If that’s what you need to do in order to keep going just one more day: Do it. But dropping out of civil life — of caring — is a worst-case scenario. What you can do, at least in the short term, is take the advice of my friend, clinical psychologist Darcy Lockman: Lower the bar. Now, look at that bar, and lower it again.
That philosophy can apply to basically everything in your life that you, personally, control: your appearance, the cleanliness of your house, your to-do list, your parenting, even your relationships. What is actually essential, and where can you give yourself some much-needed, even if temporary, slack? How can you give yourself the smallest — but nonetheless substantive — break from the relentlessness of your life right now?
If, like me, small measures of control make you feel better about a lack of control elsewhere, what’s something that will give you some form of short-term catharsis? You’re not the only person in your life who feels like things are falling apart, even more than they were falling apart before. Ask your friends in the group chat. Actually talk to your partner about it. If you have kids and they are old enough, talk to them, too. Our struggles can feel unique and unknowable to anyone else. But just admitting out loud that you’re feeling broken can produce something like strength.
I’m still oscillating between hope and despair, between believing the polls and rejecting them, between imagining the possibilities of radical, wide-ranging societal change and steeling myself for four more dark years. But the exhaustion we feel at that prospect is, as Dahlia Lithwick pointed out in her recent piece on the confirmation of Amy Coney Barrett, the point. If Republicans can’t win the popular vote, they’ve decided to win by simply wearing down the opposition: in the courts, in the legislature, through disinformation, and on social media.

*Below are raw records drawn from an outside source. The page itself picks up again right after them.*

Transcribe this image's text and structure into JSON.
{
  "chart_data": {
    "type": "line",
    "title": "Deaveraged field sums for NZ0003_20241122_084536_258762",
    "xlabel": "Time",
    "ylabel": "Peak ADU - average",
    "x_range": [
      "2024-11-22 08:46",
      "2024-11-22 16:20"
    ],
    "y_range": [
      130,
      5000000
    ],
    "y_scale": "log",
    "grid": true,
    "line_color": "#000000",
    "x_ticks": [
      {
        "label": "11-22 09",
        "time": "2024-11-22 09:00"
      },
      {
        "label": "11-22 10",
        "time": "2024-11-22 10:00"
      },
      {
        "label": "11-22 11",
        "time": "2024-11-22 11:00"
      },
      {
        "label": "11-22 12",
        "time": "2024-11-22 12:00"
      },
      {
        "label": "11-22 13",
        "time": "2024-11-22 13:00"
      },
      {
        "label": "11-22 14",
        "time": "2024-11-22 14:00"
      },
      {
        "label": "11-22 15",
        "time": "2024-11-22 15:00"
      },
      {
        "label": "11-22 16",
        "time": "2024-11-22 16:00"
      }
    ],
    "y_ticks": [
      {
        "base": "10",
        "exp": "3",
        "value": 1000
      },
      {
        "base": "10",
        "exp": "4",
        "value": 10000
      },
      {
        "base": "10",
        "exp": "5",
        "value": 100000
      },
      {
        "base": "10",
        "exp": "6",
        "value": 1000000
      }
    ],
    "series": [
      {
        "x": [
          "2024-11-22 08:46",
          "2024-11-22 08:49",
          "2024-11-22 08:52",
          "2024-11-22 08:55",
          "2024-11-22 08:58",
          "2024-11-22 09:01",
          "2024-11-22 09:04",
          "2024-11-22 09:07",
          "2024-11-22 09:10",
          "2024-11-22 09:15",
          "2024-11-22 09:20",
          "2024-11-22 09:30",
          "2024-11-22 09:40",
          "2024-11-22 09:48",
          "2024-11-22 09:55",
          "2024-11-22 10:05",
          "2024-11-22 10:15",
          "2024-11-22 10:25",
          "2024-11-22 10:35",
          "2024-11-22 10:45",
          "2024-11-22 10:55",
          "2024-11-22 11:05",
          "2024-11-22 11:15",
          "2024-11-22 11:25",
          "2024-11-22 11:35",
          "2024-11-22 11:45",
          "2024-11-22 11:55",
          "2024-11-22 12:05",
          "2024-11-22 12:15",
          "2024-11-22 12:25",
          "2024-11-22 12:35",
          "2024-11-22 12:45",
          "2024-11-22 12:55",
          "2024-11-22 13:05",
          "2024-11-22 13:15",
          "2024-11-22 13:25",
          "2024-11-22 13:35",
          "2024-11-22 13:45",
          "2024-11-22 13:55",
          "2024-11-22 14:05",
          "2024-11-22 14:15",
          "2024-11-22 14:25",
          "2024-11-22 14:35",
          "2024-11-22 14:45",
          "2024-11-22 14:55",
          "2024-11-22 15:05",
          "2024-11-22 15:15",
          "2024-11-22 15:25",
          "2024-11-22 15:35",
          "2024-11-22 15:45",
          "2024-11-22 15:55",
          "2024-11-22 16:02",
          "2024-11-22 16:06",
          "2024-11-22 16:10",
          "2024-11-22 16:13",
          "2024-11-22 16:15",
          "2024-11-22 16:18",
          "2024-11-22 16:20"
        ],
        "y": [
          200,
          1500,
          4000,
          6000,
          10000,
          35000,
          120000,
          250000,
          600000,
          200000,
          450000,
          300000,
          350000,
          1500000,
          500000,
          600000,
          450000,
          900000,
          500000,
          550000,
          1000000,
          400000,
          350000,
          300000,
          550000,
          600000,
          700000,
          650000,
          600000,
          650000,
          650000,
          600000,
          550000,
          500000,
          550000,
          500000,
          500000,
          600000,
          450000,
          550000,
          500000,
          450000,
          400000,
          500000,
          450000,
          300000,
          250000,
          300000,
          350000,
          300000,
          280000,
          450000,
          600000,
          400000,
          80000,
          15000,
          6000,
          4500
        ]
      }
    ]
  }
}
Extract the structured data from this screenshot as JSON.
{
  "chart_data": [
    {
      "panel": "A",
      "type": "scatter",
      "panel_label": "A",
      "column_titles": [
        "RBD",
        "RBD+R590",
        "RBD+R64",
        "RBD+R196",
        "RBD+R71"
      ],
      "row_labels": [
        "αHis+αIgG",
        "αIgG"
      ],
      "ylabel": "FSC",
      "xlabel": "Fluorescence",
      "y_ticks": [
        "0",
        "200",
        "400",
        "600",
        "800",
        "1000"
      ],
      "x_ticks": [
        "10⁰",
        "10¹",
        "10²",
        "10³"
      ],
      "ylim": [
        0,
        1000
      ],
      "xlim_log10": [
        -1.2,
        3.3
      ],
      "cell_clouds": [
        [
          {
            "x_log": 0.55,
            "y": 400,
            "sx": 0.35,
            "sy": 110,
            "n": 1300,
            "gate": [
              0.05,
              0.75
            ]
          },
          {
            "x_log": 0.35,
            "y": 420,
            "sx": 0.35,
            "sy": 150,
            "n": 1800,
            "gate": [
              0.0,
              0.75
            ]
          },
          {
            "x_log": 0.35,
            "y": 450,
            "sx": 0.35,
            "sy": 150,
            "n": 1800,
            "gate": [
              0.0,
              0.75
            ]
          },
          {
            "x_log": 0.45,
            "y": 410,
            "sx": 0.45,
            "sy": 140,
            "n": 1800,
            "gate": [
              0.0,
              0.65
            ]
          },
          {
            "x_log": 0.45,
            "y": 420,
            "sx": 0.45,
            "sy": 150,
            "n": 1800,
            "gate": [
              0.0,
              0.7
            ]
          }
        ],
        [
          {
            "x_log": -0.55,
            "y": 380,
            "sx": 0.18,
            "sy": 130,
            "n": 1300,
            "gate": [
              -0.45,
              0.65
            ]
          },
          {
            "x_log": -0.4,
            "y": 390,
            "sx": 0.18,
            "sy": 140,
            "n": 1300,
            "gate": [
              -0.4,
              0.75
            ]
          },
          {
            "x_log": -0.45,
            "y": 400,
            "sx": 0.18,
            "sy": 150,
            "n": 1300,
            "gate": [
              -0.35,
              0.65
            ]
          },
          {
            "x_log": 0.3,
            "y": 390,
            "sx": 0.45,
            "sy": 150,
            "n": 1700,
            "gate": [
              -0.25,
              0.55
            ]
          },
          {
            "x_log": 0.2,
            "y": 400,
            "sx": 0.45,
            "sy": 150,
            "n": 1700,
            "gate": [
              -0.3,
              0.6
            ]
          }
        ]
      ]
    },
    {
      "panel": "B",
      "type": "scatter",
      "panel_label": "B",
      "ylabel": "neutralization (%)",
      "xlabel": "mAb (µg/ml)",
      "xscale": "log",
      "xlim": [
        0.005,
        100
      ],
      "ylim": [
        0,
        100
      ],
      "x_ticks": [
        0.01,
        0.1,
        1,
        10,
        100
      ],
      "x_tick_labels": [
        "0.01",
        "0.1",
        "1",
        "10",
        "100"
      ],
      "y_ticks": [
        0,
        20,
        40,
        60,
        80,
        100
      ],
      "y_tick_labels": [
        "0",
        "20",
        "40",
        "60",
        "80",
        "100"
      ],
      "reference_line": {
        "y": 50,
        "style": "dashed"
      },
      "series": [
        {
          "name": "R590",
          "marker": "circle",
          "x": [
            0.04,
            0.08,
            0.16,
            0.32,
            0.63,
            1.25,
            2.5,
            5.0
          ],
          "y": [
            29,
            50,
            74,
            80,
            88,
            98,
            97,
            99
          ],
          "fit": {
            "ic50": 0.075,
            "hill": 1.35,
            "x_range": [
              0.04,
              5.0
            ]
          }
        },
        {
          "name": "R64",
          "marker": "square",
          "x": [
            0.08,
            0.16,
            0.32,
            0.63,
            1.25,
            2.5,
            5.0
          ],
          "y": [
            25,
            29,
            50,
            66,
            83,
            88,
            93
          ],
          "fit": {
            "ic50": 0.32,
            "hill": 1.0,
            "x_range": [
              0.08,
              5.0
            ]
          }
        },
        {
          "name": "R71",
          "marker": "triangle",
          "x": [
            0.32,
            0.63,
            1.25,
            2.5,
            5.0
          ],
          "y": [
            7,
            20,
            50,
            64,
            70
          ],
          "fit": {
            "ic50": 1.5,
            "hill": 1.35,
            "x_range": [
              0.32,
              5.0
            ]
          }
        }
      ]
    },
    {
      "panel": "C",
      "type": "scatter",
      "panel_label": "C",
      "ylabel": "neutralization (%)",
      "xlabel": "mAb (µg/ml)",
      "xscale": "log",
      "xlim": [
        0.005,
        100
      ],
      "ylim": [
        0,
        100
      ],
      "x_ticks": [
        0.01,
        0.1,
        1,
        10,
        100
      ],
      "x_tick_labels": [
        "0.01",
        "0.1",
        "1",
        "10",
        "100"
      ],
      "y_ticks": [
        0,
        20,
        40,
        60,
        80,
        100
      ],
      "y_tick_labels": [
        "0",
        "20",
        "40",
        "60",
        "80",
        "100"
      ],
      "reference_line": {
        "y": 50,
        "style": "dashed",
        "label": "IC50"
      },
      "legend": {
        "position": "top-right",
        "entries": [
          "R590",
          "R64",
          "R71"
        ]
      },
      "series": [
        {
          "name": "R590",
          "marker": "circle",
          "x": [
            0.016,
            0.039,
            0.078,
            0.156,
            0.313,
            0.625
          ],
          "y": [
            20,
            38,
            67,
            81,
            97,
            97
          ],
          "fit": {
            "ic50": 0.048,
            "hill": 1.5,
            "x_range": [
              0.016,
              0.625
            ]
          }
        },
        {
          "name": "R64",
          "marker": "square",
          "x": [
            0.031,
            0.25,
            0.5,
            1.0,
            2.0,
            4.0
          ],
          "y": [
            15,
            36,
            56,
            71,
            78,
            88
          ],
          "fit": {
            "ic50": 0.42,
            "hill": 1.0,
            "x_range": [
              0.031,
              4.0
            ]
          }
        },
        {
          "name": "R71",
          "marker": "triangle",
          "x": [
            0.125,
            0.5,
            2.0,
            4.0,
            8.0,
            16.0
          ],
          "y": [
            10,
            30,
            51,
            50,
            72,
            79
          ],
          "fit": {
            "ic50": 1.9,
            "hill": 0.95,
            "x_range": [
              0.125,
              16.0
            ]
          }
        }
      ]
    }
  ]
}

If Republicans can’t win the popular vote, they’ve decided to win by simply wearing down the opposition: in the courts, in the legislature, through disinformation, and on social media.
This arduousness has not been accidental. The response to this virus didn’t have to be another battle in the culture war. Voting doesn’t have to feel like a mythical hero’s journey. Applying for unemployment, taking a Covid test, feeling confident that people will respect rules about masks — none of it should be this hard. That difficulty was always the point. Make things hard, and infuriating, and time-consuming, and eventually people will give up — or at least fall in line.
The rallying cry that emerged in the wake of Trump’s election was resist. Resist normalizing Trump’s behavior. Resist his policies. Resist the spread of Trumpism — and resist his vision for America. Some people have been resisting for as long as they can remember. And others, new to this fatigue and fear, are arriving at new stages of empathy and solidarity. And all of this resistance has exacted a steep toll. But if you’re on the brink of falling apart, it’s not a symptom of failure. It’s evidence of bone-deep care and commitment to a different vision of what this country can be: for yourself, for your family, and for those who are nothing like you, but deserve it nonetheless.
Be gentle on yourself these next few days. And remember that part of what we’re fighting for is to never feel this way again.